Vorbereitung zum Pilgern        
Wir haben kein Begleitfahrzeug und tragen unser Gepäck auf dem Rücken. Das Unterwegssein über viele Tage bedarf guter körperlicher Verfassung.

 

Für die vorgesehene Route gibt es eine Vielzahl von Büchern. 
Zum Mittragen ist geeignet:  

  •    Michael Kasper, Spanien: Jakobsweg.
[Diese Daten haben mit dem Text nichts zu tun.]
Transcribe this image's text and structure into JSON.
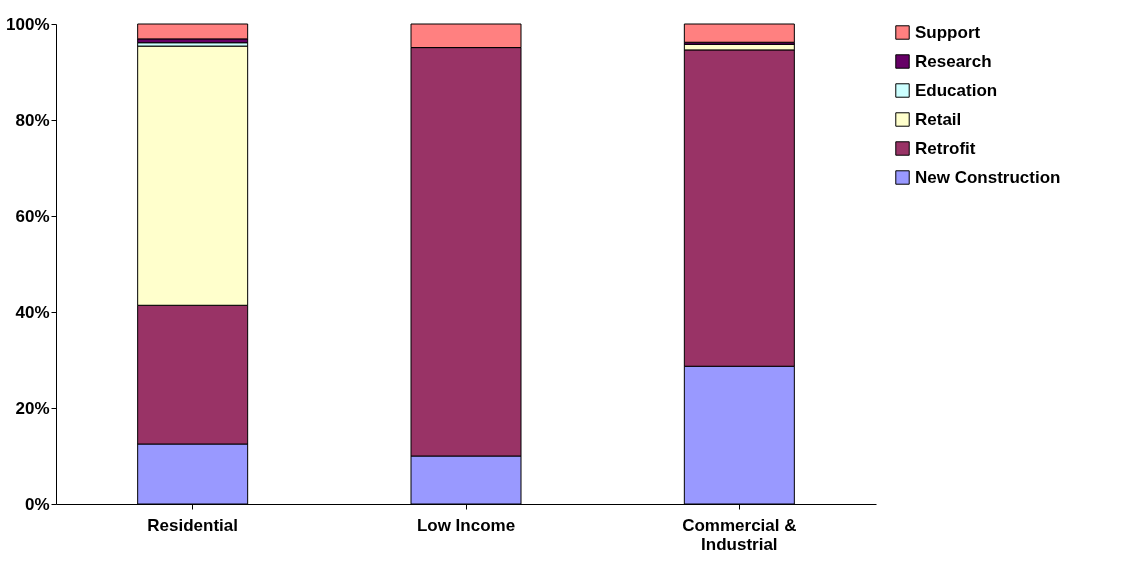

OutdoorHandbuch Bd.23, Conrad-Stein-Verlag 6.Aufl. 2003

     

Vortreffen zur Vorbereitung
Freitagabend 25. Juni 2004

Um uns als Gruppe möglichst gut auf die Pilgerreise einzustimmen, findet ein verpflichtendes Vortreffen statt. 
Ort: St.Gallen. Zeit: 19 Uhr. 
Für diejenigen, die von weit her anreisen, wird am Samstagvormittag ein fakultatives Angebot mit Führung in der Stadt St.Gallen angeboten.

 

Unterkünfte

In der Fremde auf dem Weg zu sein, ist eine Sache. Die andere ist es, jeweils am Abend eine Unterkunft beziehen zu können. EinzelpilgerInnen lassen sich auf das ein, was sie am Ort antreffen. 
Da wir als Gruppe unterwegs sind, werden die Unterkünfte im Voraus reserviert. Es werden einfache Pensionen, Hotels und wo möglich Pilgerherbergen sein, in denen wir übernachten. 
Es sind der Pilgerschaft entsprechende Unterkünfte meist ohne Einzelzimmer.
Dies bedarf grosser Flexibilität der Teilnehmenden.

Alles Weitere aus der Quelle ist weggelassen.